NEW YORK — Cheap gas prices and a stronger economy have a dark side — they helped to lead to the greatest number of traffic deaths since 2008 last year.
The National Highway Traffic Safety Administration reported that an estimated 35,200 died on U.S. roads in 2015, up nearly 8% from the previous year. The biggest reason for the jump is an increase in miles driven.
“As the economy has improved and gas prices have fallen, more Americans are driving more miles,” said NHTSA Administrator Mark Rosekind in explaining the increase.
But the rate of fatal accidents also crept up slightly, to 1.12 fatalities per 100 million miles driven, up from 1.08 the year before.
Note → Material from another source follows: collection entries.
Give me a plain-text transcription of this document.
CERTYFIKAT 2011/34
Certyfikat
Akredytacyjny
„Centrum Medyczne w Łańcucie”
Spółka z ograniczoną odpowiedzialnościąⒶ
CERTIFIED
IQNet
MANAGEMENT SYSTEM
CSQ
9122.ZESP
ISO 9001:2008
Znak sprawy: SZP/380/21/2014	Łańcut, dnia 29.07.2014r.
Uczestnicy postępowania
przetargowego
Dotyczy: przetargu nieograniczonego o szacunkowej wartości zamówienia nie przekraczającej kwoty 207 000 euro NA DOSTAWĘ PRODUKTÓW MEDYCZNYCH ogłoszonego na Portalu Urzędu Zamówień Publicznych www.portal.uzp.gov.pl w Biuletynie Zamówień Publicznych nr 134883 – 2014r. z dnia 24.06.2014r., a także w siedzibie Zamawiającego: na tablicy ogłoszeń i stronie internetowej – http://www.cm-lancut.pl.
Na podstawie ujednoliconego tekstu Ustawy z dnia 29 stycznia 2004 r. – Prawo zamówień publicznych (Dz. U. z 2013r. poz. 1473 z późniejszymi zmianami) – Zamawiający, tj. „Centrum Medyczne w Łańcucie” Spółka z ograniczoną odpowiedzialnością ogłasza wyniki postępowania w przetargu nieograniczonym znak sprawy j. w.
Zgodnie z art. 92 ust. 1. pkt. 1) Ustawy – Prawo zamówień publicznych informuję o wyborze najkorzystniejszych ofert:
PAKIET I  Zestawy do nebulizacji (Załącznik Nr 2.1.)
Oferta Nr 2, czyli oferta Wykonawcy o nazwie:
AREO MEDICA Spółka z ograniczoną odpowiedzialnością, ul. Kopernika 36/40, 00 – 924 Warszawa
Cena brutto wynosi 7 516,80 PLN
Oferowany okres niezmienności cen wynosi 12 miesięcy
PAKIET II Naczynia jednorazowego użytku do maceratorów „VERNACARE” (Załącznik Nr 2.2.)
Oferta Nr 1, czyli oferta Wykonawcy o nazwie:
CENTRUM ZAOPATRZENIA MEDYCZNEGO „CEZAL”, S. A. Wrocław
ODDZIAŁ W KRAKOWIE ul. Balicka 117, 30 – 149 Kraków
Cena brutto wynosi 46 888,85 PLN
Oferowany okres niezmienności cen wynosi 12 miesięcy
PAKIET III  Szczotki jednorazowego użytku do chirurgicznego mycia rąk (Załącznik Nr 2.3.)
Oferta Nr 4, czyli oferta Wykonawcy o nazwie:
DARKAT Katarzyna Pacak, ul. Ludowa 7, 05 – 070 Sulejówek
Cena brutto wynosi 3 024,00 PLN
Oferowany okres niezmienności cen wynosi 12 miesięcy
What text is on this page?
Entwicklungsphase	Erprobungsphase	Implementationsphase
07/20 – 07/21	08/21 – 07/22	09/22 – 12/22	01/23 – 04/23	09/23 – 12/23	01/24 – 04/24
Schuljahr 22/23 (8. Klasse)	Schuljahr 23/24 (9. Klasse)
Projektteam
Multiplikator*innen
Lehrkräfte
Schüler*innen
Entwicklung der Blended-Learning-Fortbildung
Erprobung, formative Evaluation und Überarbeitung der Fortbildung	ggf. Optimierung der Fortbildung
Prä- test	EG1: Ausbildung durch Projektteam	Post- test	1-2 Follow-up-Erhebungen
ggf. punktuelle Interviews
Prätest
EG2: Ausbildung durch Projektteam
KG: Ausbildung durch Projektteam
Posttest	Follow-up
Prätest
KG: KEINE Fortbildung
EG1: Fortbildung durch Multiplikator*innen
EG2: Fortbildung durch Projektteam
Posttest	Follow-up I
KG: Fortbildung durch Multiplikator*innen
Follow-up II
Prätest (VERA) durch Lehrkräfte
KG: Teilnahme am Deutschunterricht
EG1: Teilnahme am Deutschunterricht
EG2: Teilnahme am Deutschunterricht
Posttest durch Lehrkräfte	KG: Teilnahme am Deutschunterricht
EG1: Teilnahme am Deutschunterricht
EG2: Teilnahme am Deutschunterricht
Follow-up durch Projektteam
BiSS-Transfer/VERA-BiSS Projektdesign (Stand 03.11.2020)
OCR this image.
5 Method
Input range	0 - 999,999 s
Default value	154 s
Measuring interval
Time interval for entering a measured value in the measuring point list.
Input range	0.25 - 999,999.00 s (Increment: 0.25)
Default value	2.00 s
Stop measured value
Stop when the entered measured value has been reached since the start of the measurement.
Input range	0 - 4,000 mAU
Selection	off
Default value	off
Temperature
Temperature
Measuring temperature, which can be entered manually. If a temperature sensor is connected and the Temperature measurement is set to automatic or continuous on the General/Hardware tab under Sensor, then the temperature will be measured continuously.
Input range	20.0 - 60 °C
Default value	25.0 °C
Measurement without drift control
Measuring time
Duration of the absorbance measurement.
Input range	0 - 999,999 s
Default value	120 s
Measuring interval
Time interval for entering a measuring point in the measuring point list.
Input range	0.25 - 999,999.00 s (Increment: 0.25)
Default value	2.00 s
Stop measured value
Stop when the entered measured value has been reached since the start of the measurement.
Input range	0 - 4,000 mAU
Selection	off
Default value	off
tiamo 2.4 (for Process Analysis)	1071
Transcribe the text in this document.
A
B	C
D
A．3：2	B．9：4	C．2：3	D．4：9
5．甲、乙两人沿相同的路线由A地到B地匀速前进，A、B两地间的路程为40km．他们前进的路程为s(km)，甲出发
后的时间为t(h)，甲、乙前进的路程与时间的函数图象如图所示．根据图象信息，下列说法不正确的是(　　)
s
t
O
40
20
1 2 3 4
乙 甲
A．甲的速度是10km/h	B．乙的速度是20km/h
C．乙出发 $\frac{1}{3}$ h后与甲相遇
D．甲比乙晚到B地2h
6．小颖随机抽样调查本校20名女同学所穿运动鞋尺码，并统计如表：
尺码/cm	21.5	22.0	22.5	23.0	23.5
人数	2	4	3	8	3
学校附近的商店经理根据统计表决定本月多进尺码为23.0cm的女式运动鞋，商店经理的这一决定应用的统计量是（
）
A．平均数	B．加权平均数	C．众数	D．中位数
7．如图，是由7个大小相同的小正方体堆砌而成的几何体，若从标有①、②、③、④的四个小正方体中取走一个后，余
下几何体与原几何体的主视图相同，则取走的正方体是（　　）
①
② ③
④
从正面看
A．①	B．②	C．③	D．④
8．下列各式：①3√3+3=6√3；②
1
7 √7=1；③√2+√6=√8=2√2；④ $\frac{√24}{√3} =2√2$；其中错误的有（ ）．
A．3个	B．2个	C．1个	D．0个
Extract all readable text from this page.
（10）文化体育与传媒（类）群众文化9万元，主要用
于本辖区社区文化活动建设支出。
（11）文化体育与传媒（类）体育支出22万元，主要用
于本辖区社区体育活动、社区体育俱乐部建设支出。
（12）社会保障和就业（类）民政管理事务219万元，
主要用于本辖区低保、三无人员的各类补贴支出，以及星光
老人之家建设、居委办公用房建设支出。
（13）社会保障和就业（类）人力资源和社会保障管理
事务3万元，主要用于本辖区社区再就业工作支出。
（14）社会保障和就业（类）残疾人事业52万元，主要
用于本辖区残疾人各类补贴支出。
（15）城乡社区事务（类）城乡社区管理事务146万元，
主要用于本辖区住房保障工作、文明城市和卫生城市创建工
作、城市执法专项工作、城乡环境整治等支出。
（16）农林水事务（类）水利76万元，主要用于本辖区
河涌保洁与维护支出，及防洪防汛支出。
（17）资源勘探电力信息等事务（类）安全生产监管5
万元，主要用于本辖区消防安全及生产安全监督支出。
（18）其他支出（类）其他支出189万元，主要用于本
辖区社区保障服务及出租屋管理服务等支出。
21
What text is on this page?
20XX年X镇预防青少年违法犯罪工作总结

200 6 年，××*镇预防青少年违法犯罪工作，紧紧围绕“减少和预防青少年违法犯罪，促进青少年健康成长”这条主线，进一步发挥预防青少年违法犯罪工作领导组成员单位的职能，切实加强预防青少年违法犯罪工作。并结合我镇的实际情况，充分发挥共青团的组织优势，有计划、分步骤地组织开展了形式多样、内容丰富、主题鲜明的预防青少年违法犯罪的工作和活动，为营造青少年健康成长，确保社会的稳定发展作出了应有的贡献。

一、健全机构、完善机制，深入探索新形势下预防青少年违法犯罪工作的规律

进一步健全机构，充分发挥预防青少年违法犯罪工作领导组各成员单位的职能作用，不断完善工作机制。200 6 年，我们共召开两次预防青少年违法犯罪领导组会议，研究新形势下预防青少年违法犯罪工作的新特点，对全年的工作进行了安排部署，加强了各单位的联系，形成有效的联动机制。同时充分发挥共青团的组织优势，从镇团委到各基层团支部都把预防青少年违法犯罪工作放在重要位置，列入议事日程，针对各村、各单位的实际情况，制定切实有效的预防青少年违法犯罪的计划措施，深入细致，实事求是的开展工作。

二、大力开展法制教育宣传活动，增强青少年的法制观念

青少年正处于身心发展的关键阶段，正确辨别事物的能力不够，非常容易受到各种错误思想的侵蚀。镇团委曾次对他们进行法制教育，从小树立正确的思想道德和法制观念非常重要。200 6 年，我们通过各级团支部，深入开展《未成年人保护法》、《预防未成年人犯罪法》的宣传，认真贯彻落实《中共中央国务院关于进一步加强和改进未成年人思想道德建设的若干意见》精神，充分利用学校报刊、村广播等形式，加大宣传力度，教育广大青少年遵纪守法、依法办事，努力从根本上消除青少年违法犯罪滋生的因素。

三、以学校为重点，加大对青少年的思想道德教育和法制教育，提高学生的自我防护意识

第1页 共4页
The overwhelming cause of the accidents was driver error, according to Rosekind. He said 94% of the deaths could be blamed on the driver rather than road conditions or a problem with the car’s equipment. While drunk driving remains a cause of close to one-third of traffic fatalities, the overwhelming majority involve drivers who are not physically impaired. The biggest increase in deaths was a 10% jump in fatal accidents involving a driver age 15 to 20.
NHTSA said its agreement reached in March with most major automakers to have automatic braking systems be standard on cars by 2022 will go a long way to reduce traffic deaths.
“This safety technology could prevent thousands of crashes every year,” said Rosekind.
The report comes in the wake of a report of the first traffic fatality involving a driver using automatic driving features, this one on a Tesla Model S. It has yet to be determined who was responsible for that accident.